A man sets himself the task of portraying the world. Shortly before he dies he discovers that this patient labyrinth of lines is a drawing of his own face.
I have preferred to teach my students not English literature but my love for certain authors, or, even better, certain pages, or even better than that, certain lines. One falls in love with a line, then with a page, then with an author. Well, why not? It is a beautiful process.
When I write, I do it urged by an intimate necessity. I don’t have in mind an exclusive public, or a public of multitudes, I don’t think in either thing. I think about expressing what I want to say. I try to do it in the simplest way possible.
There is nothing in the world that is not mysterious, but the mystery is more evident in certain things than in others: in the sea, in the eyes of the elders, in the color yellow, and in music.
Personally, I am a hedonistic reader; I have never read a book merely because it was ancient.

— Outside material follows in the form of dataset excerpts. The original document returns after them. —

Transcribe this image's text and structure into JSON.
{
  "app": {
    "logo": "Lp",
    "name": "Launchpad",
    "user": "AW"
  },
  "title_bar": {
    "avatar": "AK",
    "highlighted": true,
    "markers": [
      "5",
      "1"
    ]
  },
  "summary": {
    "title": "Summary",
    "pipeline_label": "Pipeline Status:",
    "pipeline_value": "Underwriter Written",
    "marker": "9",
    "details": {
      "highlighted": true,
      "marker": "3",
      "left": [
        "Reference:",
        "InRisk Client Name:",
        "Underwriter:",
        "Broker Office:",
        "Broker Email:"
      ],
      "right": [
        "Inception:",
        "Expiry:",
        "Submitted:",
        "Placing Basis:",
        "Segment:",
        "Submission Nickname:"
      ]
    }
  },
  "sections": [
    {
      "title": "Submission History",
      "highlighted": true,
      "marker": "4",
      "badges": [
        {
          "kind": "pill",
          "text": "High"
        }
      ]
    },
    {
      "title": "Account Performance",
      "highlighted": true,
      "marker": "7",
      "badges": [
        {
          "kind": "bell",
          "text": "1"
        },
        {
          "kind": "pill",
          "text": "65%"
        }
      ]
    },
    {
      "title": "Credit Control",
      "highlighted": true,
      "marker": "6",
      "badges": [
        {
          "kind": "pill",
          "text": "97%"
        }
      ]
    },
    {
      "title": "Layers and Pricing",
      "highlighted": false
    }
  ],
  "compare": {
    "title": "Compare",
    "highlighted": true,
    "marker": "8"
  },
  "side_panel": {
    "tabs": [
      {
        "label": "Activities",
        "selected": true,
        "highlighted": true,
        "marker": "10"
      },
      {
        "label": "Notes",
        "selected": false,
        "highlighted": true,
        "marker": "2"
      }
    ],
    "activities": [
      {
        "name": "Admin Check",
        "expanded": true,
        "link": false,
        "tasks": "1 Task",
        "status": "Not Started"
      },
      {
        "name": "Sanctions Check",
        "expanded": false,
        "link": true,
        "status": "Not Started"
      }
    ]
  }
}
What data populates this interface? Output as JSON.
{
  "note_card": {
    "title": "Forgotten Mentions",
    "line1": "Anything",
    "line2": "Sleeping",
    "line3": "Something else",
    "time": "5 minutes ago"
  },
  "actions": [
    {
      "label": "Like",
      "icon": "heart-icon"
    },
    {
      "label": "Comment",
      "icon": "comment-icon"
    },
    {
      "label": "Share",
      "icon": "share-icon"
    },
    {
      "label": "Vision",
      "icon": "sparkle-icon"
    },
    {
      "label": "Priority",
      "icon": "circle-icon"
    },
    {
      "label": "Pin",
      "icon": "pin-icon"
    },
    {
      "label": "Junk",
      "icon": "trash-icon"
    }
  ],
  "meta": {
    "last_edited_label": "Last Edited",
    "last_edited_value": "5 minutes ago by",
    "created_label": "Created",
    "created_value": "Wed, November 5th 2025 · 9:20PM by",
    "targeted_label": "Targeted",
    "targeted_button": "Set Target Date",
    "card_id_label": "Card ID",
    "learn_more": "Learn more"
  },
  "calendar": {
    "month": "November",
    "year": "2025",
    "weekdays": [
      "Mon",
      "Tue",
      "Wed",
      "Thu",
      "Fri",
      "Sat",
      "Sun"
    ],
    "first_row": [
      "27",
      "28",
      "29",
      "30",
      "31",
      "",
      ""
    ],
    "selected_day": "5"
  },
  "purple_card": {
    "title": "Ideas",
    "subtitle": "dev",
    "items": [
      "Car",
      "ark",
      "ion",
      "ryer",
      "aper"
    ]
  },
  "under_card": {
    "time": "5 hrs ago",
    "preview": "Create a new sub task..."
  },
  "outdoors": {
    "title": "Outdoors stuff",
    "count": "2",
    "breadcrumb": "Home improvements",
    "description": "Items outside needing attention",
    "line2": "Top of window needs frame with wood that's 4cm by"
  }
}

I read books for the aesthetic emotions they offer me, and I ignore the commentaries and criticism.
I would rather like to think of God as being a kind of adventurer – even as Wells thought about him – or perhaps as something within us making for some unknown purpose.
Blindness has not been for me a total misfortune; it should not be seen in a pathetic way. It should be seen as a way of life: one of the styles of living.
You can’t measure time by days, the way you measure money by dollars and cents, because dollars are all the same while every day is different and maybe every hour as well.